First, a user request may trigger several concurrent operations. For example, when sharing 5 photos, 5 pairs of secure URLs are generated concurrently, using goroutines.

Second, a server instance can handle many incoming requests concurrently. We don’t need to wait for the previous request to be finished. As each request is being served fast, and requests are processed concurrently, a single instance is usually enough to sustain all of the load.

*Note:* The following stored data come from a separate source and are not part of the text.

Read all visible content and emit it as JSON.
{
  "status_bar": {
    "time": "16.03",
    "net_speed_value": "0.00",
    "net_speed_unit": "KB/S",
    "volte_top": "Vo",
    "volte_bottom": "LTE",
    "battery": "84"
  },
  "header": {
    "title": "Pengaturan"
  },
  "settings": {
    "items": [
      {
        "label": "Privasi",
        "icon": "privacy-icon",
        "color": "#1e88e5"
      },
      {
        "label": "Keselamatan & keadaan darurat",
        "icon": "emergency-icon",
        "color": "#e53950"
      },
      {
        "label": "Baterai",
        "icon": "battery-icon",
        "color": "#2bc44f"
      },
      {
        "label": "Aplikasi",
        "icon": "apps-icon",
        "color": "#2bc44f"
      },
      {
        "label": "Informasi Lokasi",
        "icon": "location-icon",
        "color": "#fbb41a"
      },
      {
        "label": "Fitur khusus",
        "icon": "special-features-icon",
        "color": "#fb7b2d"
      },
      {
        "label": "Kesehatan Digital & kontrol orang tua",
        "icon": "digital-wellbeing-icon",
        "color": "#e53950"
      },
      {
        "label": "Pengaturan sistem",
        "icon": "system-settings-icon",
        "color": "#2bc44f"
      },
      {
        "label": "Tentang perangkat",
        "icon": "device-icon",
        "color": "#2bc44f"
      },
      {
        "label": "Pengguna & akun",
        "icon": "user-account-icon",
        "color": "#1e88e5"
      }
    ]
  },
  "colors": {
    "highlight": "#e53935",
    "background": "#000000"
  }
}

Third, Cloud Run automatically starts new instances when CPU utilization reaches a treshold, or when too many requests are queueing. This horizontal scaling works smoothly, as the stateless instances never need to communicate directly with each other. As we wrote the server in Go, we enjoy a fast instance startup, and powerful concurrency within each instance.

Server push

When the mobile app sends a message to the cloud backend, it makes a traditional HTTPS request. But then the cloud backend needs to notify the web browser currently displaying the QR code. How can a server effectively initiate a message to a client? We solved the “Server push” problem by (ab)using the Firestore realtime updates capabilities. Firestore can notify a client currently “listening” to the changes of a document. This database feature was designed to let apps always display the fresh, up-to-date value of their data. We built a message bus on top of it, by having the webpage listen to a specific “Message” document. The backend writes to this document, and the webpage is promptly notified and receives the message contents.

Analytics

The backend asynchronously writes anonymous usage information to a BigQuery dataset: size of the data shared, duration of ciphering and upload, duration of download and deciphering, approximate location (country and city), etc. This dataset is the source of fantastic analytics insight, that we will present in details in upcoming articles.